Numerical Study on Thermodynamic Performance of Shell-and-Tube and Compact Printed-Circuit Heat Exchangers for Aero-Engine Lubricating Oil System

To address the continuously increasing thermal load of aero-engines, fuel/lubricating oil heat exchangers are evolving toward higher heat transfer efficiency, lower flow resistance, and lighter weight. This paper numerically compares the thermo-hydraulic performance of a conventional shell-and-tube heat exchanger (STHE) and three typical types of printed-circuit heat exchangers (PCHEs) for aero-engine applications. The three PCHE configurations fall into two categories based on their flow channel geometries: continuous-rib structures (straight and Z channels) and a discontinuous-rib structure (airfoil channel). All models are established under identical core volume and equivalent diameter to ensure a fair comparison. The results show that the airfoil-channel PCHE achieves the best overall performance.
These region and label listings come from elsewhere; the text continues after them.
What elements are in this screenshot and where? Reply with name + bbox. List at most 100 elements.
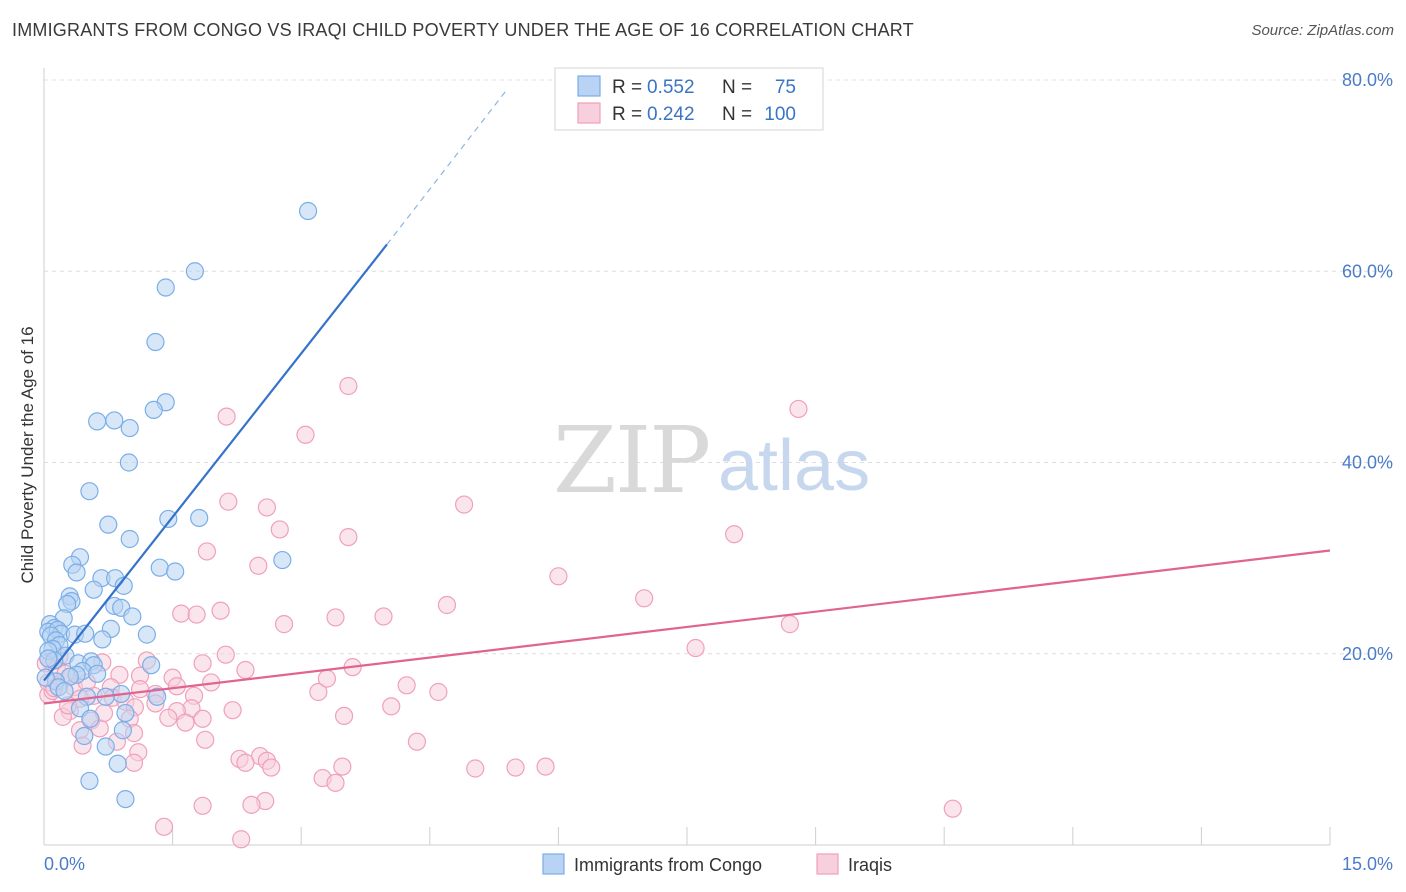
legend-r-value-2: 0.242	[647, 104, 695, 125]
iraqis-point-85	[943, 799, 962, 818]
iraqis-point-37	[309, 682, 328, 702]
congo-point-7	[105, 411, 124, 430]
iraqis-point-67	[407, 732, 427, 751]
congo-point-10	[80, 482, 99, 501]
legend-swatch-congo	[577, 75, 601, 97]
congo-point-3	[146, 332, 165, 352]
congo-point-42	[137, 625, 156, 644]
iraqis-point-5	[257, 498, 277, 517]
congo-point-66	[81, 709, 100, 728]
iraqis-point-39	[130, 680, 150, 699]
iraqis-point-0	[339, 376, 358, 396]
iraqis-point-8	[725, 525, 744, 544]
congo-point-0	[298, 201, 318, 221]
iraqis-point-59	[193, 709, 212, 728]
iraqis-point-31	[110, 665, 129, 684]
y-tick-label-20: 20.0%	[1342, 644, 1393, 664]
congo-point-14	[120, 529, 139, 549]
congo-point-1	[185, 262, 204, 281]
iraqis-trend-line	[43, 549, 1331, 705]
legend-n-value-2: 100	[764, 104, 796, 125]
watermark-zip: ZIP	[553, 407, 709, 514]
congo-point-9	[119, 453, 138, 472]
iraqis-point-66	[196, 730, 215, 749]
iraqis-point-21	[780, 615, 799, 634]
tick-labels: 20.0% 40.0% 60.0% 80.0% 0.0% 15.0%	[44, 70, 1393, 874]
congo-point-68	[113, 721, 132, 740]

Compared with the STHE, it increases the heat transfer rate by 63%, reduces flow resistance by 76%, expands heat transfer area by 125%, and reduces operating weight by 60%. Flow field analysis reveals that the airfoil channel enables efficient heat transfer without excessive flow resistance through three key mechanisms: leading-edge impingement, periodic boundary layer reconstruction, and uniform flow mixing. This study provides an important reference for the selection and optimization of high-efficiency compact heat exchangers in aero-engines.